Breaking Up (an Artifact) Is (Not That) Hard To Do
If you are like me, you missed the announcement about v24.2.0 of the
Android Support Library being released last week.
This release has an interesting change: support-v4
is being chopped
up into smaller modules.
support-v4
still exists. However, rather than being a library itself,
support-v4
relies upon transitive dependencies to pull in a series
of other modules that, in aggregate, cover what the standalone
support-v4
used to:
-
support-compat
: for most of the...Compat
classes -
support-media-compat
: media-specific backports -
support-fragment
: theandroid.support.v4
implementation of fragments, includingFragmentActivity
-
support-core-ui
: other stuff not listed above that has a UI, such asViewPager
-
support-core-utils
: other stuff not listed above, such asFileProvider
If you use support-v4
, nothing really changes. However, now you can
start requesting the individual modules that you need. This is reminiscent
of how play-services
was broken up into lots of smaller modules a couple
of years ago, so developers could pull in only the pieces that were needed.

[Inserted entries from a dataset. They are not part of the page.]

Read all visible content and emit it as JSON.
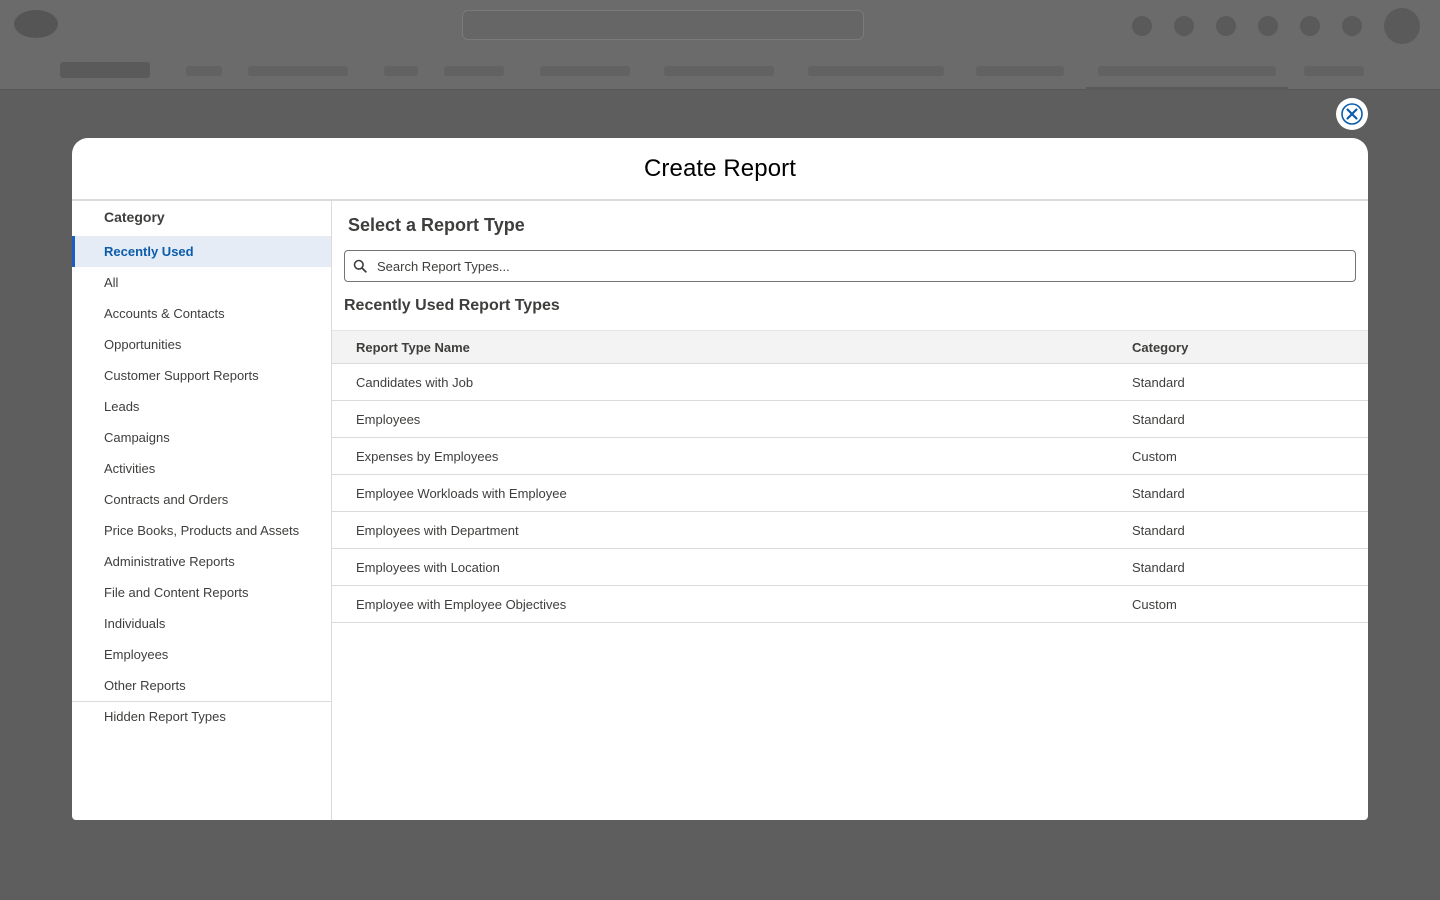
{
  "modal": {
    "title": "Create Report"
  },
  "sidebar": {
    "heading": "Category",
    "items": [
      {
        "label": "Recently Used",
        "active": true
      },
      {
        "label": "All"
      },
      {
        "label": "Accounts & Contacts"
      },
      {
        "label": "Opportunities"
      },
      {
        "label": "Customer Support Reports"
      },
      {
        "label": "Leads"
      },
      {
        "label": "Campaigns"
      },
      {
        "label": "Activities"
      },
      {
        "label": "Contracts and Orders"
      },
      {
        "label": "Price Books, Products and Assets"
      },
      {
        "label": "Administrative Reports"
      },
      {
        "label": "File and Content Reports"
      },
      {
        "label": "Individuals"
      },
      {
        "label": "Employees"
      },
      {
        "label": "Other Reports"
      }
    ],
    "hidden_item": "Hidden Report Types"
  },
  "main": {
    "heading": "Select a Report Type",
    "search_placeholder": "Search Report Types...",
    "section_heading": "Recently Used Report Types",
    "columns": {
      "name": "Report Type Name",
      "category": "Category"
    },
    "rows": [
      {
        "name": "Candidates with Job",
        "category": "Standard"
      },
      {
        "name": "Employees",
        "category": "Standard"
      },
      {
        "name": "Expenses by Employees",
        "category": "Custom"
      },
      {
        "name": "Employee Workloads with Employee",
        "category": "Standard"
      },
      {
        "name": "Employees with Department",
        "category": "Standard"
      },
      {
        "name": "Employees with Location",
        "category": "Standard"
      },
      {
        "name": "Employee with Employee Objectives",
        "category": "Custom"
      }
    ]
  },
  "icons": {
    "close": "close-icon",
    "search": "search-icon"
  },
  "colors": {
    "accent": "#0b5cab",
    "active_bg": "#e5ecf6",
    "overlay": "#5e5e5e"
  }
}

The idea is that you should wind up with smaller APKs as a result, as you are not pouring lots of extraneous code into your project, then hoping that tools like ProGuard can get rid of that stuff.
In practice, the results will be mixed. For example, support-fragment
requires all the rest of the current modules, so changing from
support-v4
to support-fragment
will have no significant impact.
Modules like appcompat-v7
will need support-fragment
, and so
you will wind up with the extra ~1MB of APK bloat anyway if you are using
appcompat-v7
.
If you publish a large library, you could do the same sort of thing
as Google did with support-v4
.
Reorganize your source into discrete modules, with appropriate cross-module
dependencies. If needed, have a placeholder artifact representing the
entire library that pulls in all of the new modules, but adds little to
no code of its own. In general, having smaller libraries helps with
APK size; having the “kitchen sink” artifact makes it easier for
newcomers to get going with the library.